I think less books are widely available electronically than is commonly imagined. What is widely and freely available through mass digitization enterprises are largely publications that are clearly out of copyright and which are not yet rare or fragile enough to warrant exclusion from mass digitization projects. So material published before the mid-1920’s (in the United States, at least back into perhaps, the late 1700s. And in this chronological range, material that is held at a few research libraries in the United States and to a lesser extent in Europe. Of these projects, the Internet Archive has been the most daring but now faces a suit from publishers: and a lot of what it is providing access to is in danger of going away. Access to a significant amount of later publications can be purchased or rented by libraries or individuals, although much is not commercially available in any form. “Rare Books” are increasingly available digitally, either provided freely by digitizing institutions, or, again purchased or rented from publishers through libraries (e.g.
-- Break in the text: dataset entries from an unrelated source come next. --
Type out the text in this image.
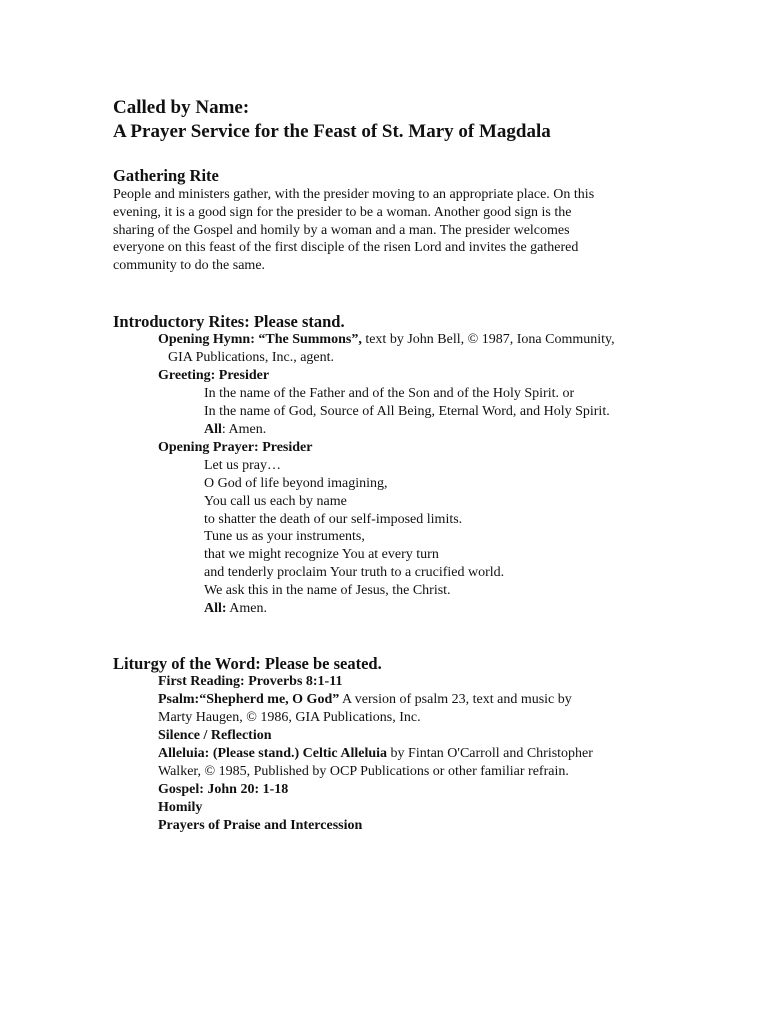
Called by Name:
A Prayer Service for the Feast of St. Mary of Magdala
Gathering Rite
People and ministers gather, with the presider moving to an appropriate place. On this
evening, it is a good sign for the presider to be a woman. Another good sign is the
sharing of the Gospel and homily by a woman and a man. The presider welcomes
everyone on this feast of the first disciple of the risen Lord and invites the gathered
community to do the same.
Introductory Rites: Please stand.
Opening Hymn: “The Summons”, text by John Bell, © 1987, Iona Community,
GIA Publications, Inc., agent.
Greeting: Presider
In the name of the Father and of the Son and of the Holy Spirit. or
In the name of God, Source of All Being, Eternal Word, and Holy Spirit.
All: Amen.
Opening Prayer: Presider
Let us pray…
O God of life beyond imagining,
You call us each by name
to shatter the death of our self-imposed limits.
Tune us as your instruments,
that we might recognize You at every turn
and tenderly proclaim Your truth to a crucified world.
We ask this in the name of Jesus, the Christ.
All: Amen.
Liturgy of the Word: Please be seated.
First Reading: Proverbs 8:1-11
Psalm:“Shepherd me, O God” A version of psalm 23, text and music by
Marty Haugen, © 1986, GIA Publications, Inc.
Silence / Reflection
Alleluia: (Please stand.) Celtic Alleluia by Fintan O'Carroll and Christopher
Walker, © 1985, Published by OCP Publications or other familiar refrain.
Gospel: John 20: 1-18
Homily
Prayers of Praise and Intercession
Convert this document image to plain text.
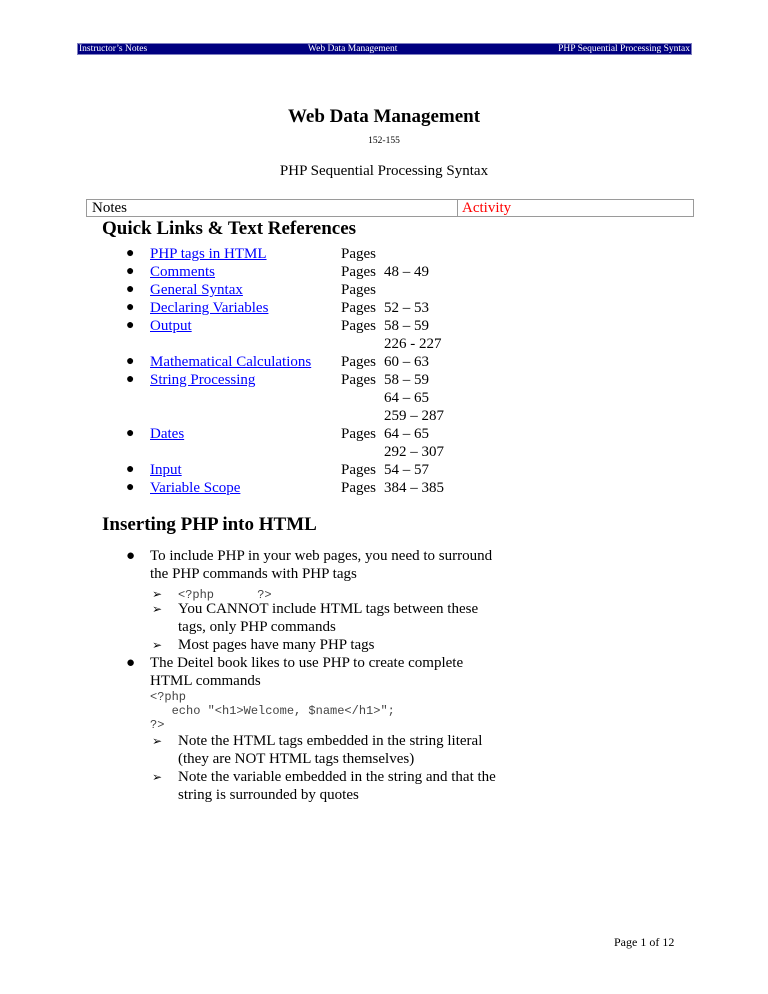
Instructor’s Notes	Web Data Management	PHP Sequential Processing Syntax
Web Data Management
152-155
PHP Sequential Processing Syntax
Notes	Activity
Quick Links & Text References
● PHP tags in HTML	Pages
● Comments	Pages 48 – 49
● General Syntax	Pages
● Declaring Variables	Pages 52 – 53
● Output	Pages 58 – 59
226 - 227
● Mathematical Calculations Pages 60 – 63
● String Processing	Pages 58 – 59
64 – 65
259 – 287
● Dates	Pages 64 – 65
292 – 307
● Input	Pages 54 – 57
● Variable Scope	Pages 384 – 385
Inserting PHP into HTML
● To include PHP in your web pages, you need to surround
the PHP commands with PHP tags
➢ <?php      ?>
➢ You CANNOT include HTML tags between these
tags, only PHP commands
➢ Most pages have many PHP tags
● The Deitel book likes to use PHP to create complete
HTML commands
<?php
echo "<h1>Welcome, $name</h1>";
?>
➢ Note the HTML tags embedded in the string literal
(they are NOT HTML tags themselves)
➢ Note the variable embedded in the string and that the
string is surrounded by quotes
Page 1 of 12
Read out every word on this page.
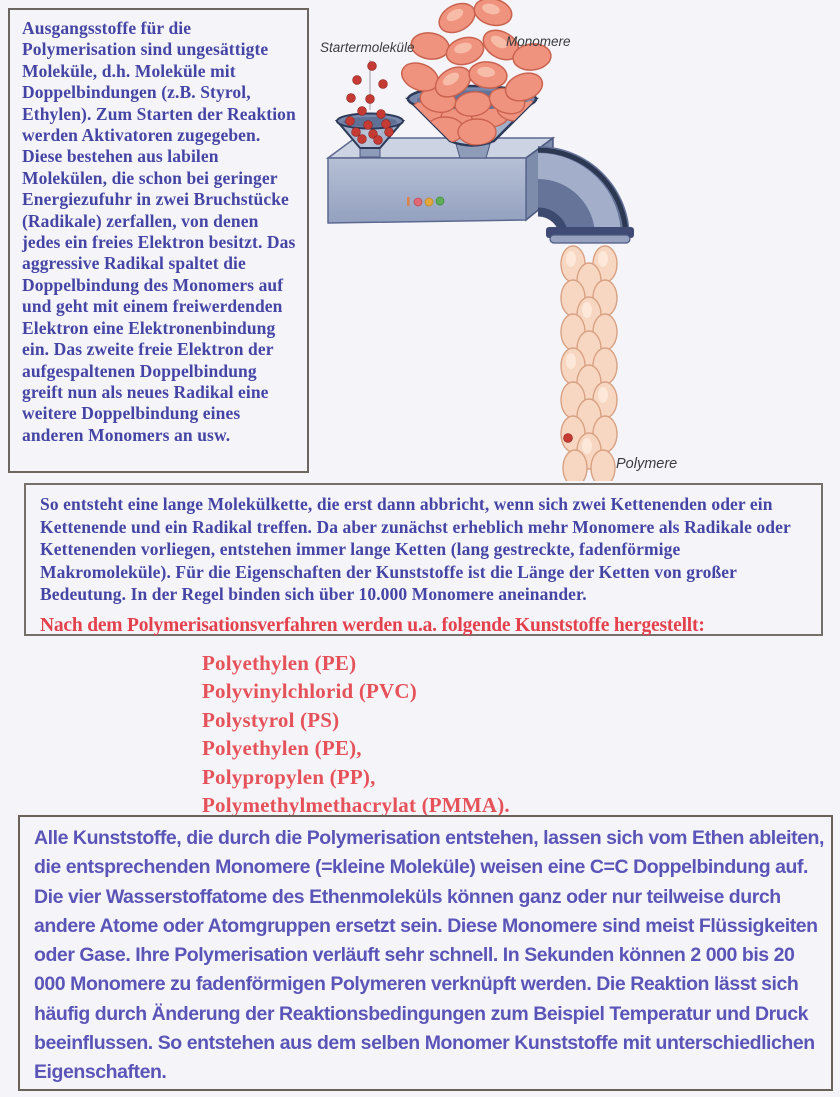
Ausgangsstoffe für die Polymerisation sind ungesättigte Moleküle, d.h. Moleküle mit Doppelbindungen (z.B. Styrol, Ethylen). Zum Starten der Reaktion werden Aktivatoren zugegeben. Diese bestehen aus labilen Molekülen, die schon bei geringer Energiezufuhr in zwei Bruchstücke (Radikale) zerfallen, von denen jedes ein freies Elektron besitzt. Das aggressive Radikal spaltet die Doppelbindung des Monomers auf und geht mit einem freiwerdenden Elektron eine Elektronenbindung ein. Das zweite freie Elektron der aufgespaltenen Doppelbindung greift nun als neues Radikal eine weitere Doppelbindung eines anderen Monomers an usw.
Startermoleküle	Monomere
Polymere
So entsteht eine lange Molekülkette, die erst dann abbricht, wenn sich zwei Kettenenden oder ein Kettenende und ein Radikal treffen. Da aber zunächst erheblich mehr Monomere als Radikale oder Kettenenden vorliegen, entstehen immer lange Ketten (lang gestreckte, fadenförmige Makromoleküle). Für die Eigenschaften der Kunststoffe ist die Länge der Ketten von großer Bedeutung. In der Regel binden sich über 10.000 Monomere aneinander.
Nach dem Polymerisationsverfahren werden u.a. folgende Kunststoffe hergestellt:
Polyethylen (PE)
Polyvinylchlorid (PVC)
Polystyrol (PS)
Polyethylen (PE),
Polypropylen (PP),
Polymethylmethacrylat (PMMA).
Alle Kunststoffe, die durch die Polymerisation entstehen, lassen sich vom Ethen ableiten, die entsprechenden Monomere (=kleine Moleküle) weisen eine C=C Doppelbindung auf. Die vier Wasserstoffatome des Ethenmoleküls können ganz oder nur teilweise durch andere Atome oder Atomgruppen ersetzt sein. Diese Monomere sind meist Flüssigkeiten oder Gase. Ihre Polymerisation verläuft sehr schnell. In Sekunden können 2 000 bis 20 000 Monomere zu fadenförmigen Polymeren verknüpft werden. Die Reaktion lässt sich häufig durch Änderung der Reaktionsbedingungen zum Beispiel Temperatur und Druck beeinflussen. So entstehen aus dem selben Monomer Kunststoffe mit unterschiedlichen Eigenschaften.
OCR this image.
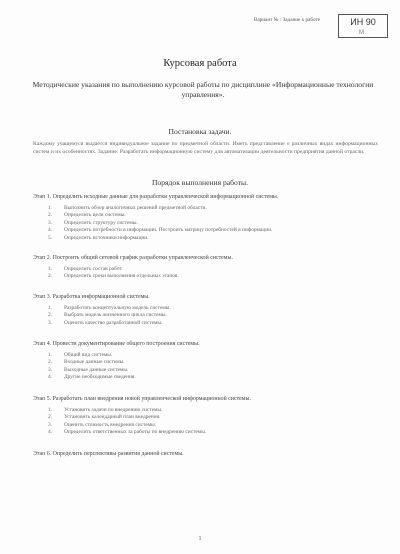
Вариант № / Задание к работе	ИН 90
М
Курсовая работа
Методические указания по выполнению курсовой работы по дисциплине «Информационные технологии управления».
Постановка задачи.
Каждому учащемуся выдается индивидуальное задание по предметной области. Иметь представление о различных видах информационных систем и их особенностях. Задание: Разработать информационную систему для автоматизации деятельности предприятия данной отрасли.
Порядок выполнения работы.
Этап 1. Определить исходные данные для разработки управленческой информационной системы.
1.	Выполнить обзор аналогичных решений предметной области.
2.	Определить цели системы.
3.	Определить структуру системы.
4.	Определить потребности в информации. Построить матрицу потребностей в информации.
5.	Определить источники информации.
Этап 2. Построить общий сетевой график разработки управленческой системы.
1.	Определить состав работ.
2.	Определить сроки выполнения отдельных этапов.
Этап 3. Разработка информационной системы.
1.	Разработать концептуальную модель системы.
2.	Выбрать модель жизненного цикла системы.
3.	Оценить качество разработанной системы.
Этап 4. Провести документирование общего построения системы.
1.	Общий вид системы.
2.	Входные данные системы.
3.	Выходные данные системы.
4.	Другие необходимые сведения.
Этап 5. Разработать план внедрения новой управленческой информационной системы.
1.	Установить задачи по внедрению системы.
2.	Установить календарный план внедрения.
3.	Оценить стоимость внедрения системы.
4.	Определить ответственных за работы по внедрению системы.
Этап 6. Определить перспективы развития данной системы.
1
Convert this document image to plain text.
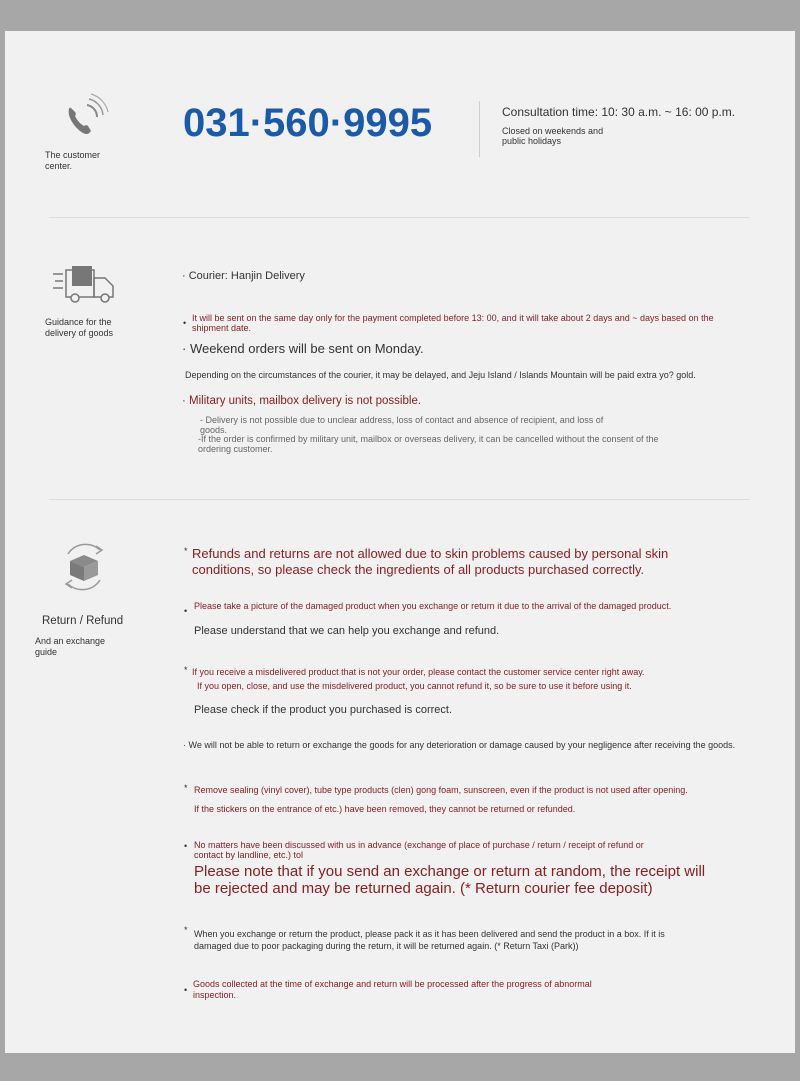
The customer center.
031·560·9995	Consultation time: 10: 30 a.m. ~ 16: 00 p.m.
Closed on weekends and public holidays
Guidance for the delivery of goods
· Courier: Hanjin Delivery
• It will be sent on the same day only for the payment completed before 13: 00, and it will take about 2 days and ~ days based on the shipment date.
· Weekend orders will be sent on Monday.
Depending on the circumstances of the courier, it may be delayed, and Jeju Island / Islands Mountain will be paid extra yo? gold.
· Military units, mailbox delivery is not possible.
- Delivery is not possible due to unclear address, loss of contact and absence of recipient, and loss of goods.
-If the order is confirmed by military unit, mailbox or overseas delivery, it can be cancelled without the consent of the ordering customer.
Return / Refund
And an exchange guide
* Refunds and returns are not allowed due to skin problems caused by personal skin conditions, so please check the ingredients of all products purchased correctly.
• Please take a picture of the damaged product when you exchange or return it due to the arrival of the damaged product.
Please understand that we can help you exchange and refund.
* If you receive a misdelivered product that is not your order, please contact the customer service center right away.
If you open, close, and use the misdelivered product, you cannot refund it, so be sure to use it before using it.
Please check if the product you purchased is correct.
· We will not be able to return or exchange the goods for any deterioration or damage caused by your negligence after receiving the goods.
* Remove sealing (vinyl cover), tube type products (clen) gong foam, sunscreen, even if the product is not used after opening.
If the stickers on the entrance of etc.) have been removed, they cannot be returned or refunded.
• No matters have been discussed with us in advance (exchange of place of purchase / return / receipt of refund or contact by landline, etc.) tol
Please note that if you send an exchange or return at random, the receipt will be rejected and may be returned again. (* Return courier fee deposit)
* When you exchange or return the product, please pack it as it has been delivered and send the product in a box. If it is damaged due to poor packaging during the return, it will be returned again. (* Return Taxi (Park))
•
Goods collected at the time of exchange and return will be processed after the progress of abnormal inspection.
Early English Books Online–actually digitized microfilm.) The situation of out-of-print but at least potentially on-copyright material remains problematic and much of this remains inaccessible digitally–at least for books, journals are a rather different story thanks to JSTOR and other enterprises although again most of these are not available for free.

Louis F. Cooper
1 year ago

If I’m reading the quoted excerpts from her post correctly, Sophia Connell’s concern seems mainly to be the exclusion of women from histories of analytic philosophy rather than their exclusion from histories of philosophy more generally.

There have been two recent books (Metaphysical Animals and The Women Are Up to Something) about the quartet of Foot, Midgley, Murdoch, and Anscombe, so it’s a little hard to argue that those four, at any rate, are being ignored. Perhaps (?) partly because of her deserved fame as a novelist, a certain amount has been written on Murdoch’s philosophical interests and work (see, e.g., Antonaccio and Schweiker, eds., Iris Murdoch and the Search for Human Goodness). I’m sure that’s less true for some others.

Margaret Atherton
Reply to  Louis F. Cooper
1 year ago

In fact it would be very hard to argue that women like Phillipa Foot and Elizabeth Anscombe have been forgotten–many of us remember them face to face. The real issue is the women of the EARLY analytic period, such as Susan Stebbings, who made very valuable contributions in their day but who have vanished from the histories.